MONTPELIER, Vermont — Anyone who thinks the U.S. Supreme Court threw out centuries of discrimination on Friday with its decision to allow gay marriage in all 50 states might appreciate what Nina Beck and Stacy Jolles were up to a couple hours after the decision came down.
"We just dumped our trash," Beck said from their car as the couple returned from beating the Saturday rush at the local solid waste transfer station.
Beck, 59, and Jolles, 57, who own the Dobra Tea shop in Burlington, were among the three couples whose 1997 lawsuit, and a 1999 state Supreme Court ruling in their favor, led the Legislature in 2000 to make Vermont the first state in the country provide marriage-like rights and benefits to same-sex couples. Vermont legalized full same-sex marriage in 2009, becoming the first state to do so without a court order prompting it.
Jolles was the first to hear Friday's news. "I totally called her (Beck) up and said, 'We did it! The Supreme Court has ruled in our favor."
Beck called the decision "wonderful. It's amazing. When we first started this whole fight for marriage, we weren't really convinced it was going to happen. We're just amazed and grateful for all the strong, smart people who have worked on this over the years."
After Friday's errands, Beck and Jolles planned to attend a celebration at Burlington City Hall later in the evening.
Peter Harrigan and Stan Baker were two of the other plaintiffs in the 1997 lawsuit.
"It's been 18 years since that lawsuit we were involved in was first filed," Harrigan, a 53-year-old theater professor at St. Michael's College in Colchester, said Friday. "We have had some bits of victory and celebration along the way, but this one is really just remarkable."

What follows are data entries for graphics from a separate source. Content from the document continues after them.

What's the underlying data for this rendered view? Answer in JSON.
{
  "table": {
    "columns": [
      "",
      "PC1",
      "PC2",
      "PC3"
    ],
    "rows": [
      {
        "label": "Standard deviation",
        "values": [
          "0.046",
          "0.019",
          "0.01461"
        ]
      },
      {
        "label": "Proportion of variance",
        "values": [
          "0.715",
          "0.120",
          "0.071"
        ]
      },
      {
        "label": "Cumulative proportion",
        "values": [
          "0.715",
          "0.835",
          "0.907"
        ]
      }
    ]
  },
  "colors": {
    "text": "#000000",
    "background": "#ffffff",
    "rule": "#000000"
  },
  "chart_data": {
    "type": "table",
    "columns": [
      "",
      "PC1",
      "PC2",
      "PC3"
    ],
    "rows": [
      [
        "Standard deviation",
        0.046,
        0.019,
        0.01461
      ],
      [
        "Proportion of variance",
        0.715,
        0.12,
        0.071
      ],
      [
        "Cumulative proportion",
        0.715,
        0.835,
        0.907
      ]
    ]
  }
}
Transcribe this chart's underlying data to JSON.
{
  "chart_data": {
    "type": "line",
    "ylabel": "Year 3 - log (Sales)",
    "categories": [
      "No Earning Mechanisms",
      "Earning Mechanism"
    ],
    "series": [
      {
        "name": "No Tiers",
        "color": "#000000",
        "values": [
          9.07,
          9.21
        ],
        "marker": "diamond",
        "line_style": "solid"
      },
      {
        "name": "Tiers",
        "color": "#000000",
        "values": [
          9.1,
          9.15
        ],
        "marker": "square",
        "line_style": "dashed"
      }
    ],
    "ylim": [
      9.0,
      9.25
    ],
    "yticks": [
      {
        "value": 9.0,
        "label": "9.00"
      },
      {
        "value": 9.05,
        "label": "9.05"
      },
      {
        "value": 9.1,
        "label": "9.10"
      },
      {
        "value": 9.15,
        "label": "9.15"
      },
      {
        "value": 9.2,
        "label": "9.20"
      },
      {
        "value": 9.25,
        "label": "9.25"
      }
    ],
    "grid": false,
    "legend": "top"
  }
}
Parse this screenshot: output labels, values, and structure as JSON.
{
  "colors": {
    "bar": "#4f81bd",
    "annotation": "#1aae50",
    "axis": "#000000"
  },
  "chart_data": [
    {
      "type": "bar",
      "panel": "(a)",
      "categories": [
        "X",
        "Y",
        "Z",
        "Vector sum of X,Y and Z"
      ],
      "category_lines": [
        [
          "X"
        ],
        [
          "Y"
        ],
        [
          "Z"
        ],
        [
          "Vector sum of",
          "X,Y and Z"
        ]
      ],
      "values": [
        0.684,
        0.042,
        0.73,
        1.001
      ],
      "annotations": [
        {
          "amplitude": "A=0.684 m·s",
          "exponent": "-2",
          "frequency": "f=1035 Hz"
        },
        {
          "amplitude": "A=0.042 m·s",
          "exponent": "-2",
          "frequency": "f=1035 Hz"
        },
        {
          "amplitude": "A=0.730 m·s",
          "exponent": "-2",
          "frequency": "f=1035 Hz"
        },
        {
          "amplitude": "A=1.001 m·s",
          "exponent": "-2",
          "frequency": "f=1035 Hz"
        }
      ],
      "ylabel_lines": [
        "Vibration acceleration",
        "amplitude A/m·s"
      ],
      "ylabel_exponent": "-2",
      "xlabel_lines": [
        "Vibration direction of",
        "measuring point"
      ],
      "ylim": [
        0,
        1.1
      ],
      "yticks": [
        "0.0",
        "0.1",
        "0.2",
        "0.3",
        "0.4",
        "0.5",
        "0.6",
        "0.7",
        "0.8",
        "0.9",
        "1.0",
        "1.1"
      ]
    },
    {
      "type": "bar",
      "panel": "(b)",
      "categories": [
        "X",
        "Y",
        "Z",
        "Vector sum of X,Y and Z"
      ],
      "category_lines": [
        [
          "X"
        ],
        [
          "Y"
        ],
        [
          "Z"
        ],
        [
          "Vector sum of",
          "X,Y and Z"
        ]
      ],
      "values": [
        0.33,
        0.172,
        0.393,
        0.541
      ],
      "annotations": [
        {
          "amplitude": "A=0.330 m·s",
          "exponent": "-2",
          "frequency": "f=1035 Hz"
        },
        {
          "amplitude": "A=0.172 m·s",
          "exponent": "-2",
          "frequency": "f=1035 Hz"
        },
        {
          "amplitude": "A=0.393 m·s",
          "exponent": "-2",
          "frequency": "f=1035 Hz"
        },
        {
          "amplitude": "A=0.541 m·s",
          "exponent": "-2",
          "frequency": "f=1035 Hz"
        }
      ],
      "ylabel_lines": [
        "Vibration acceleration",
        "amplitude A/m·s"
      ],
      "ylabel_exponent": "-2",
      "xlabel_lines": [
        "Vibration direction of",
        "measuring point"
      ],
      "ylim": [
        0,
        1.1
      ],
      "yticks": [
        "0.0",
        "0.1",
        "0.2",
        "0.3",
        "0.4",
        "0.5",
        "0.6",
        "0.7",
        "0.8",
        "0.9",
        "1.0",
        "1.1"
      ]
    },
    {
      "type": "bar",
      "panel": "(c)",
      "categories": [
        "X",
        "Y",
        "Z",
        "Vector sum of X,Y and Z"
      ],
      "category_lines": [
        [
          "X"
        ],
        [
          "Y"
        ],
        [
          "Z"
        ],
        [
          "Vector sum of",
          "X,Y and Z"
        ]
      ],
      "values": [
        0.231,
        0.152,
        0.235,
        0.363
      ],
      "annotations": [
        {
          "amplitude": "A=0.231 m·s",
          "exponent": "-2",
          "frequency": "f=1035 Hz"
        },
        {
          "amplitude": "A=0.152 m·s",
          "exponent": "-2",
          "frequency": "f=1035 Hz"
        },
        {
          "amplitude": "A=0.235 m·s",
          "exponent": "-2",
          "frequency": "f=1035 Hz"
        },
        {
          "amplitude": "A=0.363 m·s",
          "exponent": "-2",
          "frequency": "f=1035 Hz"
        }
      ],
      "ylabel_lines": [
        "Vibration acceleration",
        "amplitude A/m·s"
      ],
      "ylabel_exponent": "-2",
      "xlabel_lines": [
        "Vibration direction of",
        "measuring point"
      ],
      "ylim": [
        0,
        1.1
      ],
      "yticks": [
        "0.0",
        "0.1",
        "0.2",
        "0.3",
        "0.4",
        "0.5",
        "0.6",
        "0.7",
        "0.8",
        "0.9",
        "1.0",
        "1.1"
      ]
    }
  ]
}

Harrigan said Baker was at an Episcopal Church convention in Salt Lake City on Friday, working for marriage equality in the church. Harrigan also expressed pride in Vermont's pioneering role.
"We're typically a quiet, slow and steady kind of place," Harrigan said Friday of the state. "But it was a nice experience over the years to see that you can have equal rights and benefits and the sky does not fall, tourists don't protest by not coming here ... and the moral fabric does not disintegrate."
Gov. Peter Shumlin, a Democrat, called the ruling "one of most significant moments for social justice in modern history ... I am deeply and personally proud that Vermonters led the way toward this long overdue decision," he said in a statement. "Today's Supreme Court ruling is a rejection of fear, and instead an affirmation of hope and equal rights for all."
Former Gov. Jim Douglas, a Republican, vetoed the 2009 gay marriage bill, only to see the House and Senate muster the two-thirds majorities needed to override him.
"I don't have much reaction," Douglas said Friday. "I didn't support it as a policy matter. But the U.S. Supreme court decides what's constitutional and has rendered a decision so that's what the law is."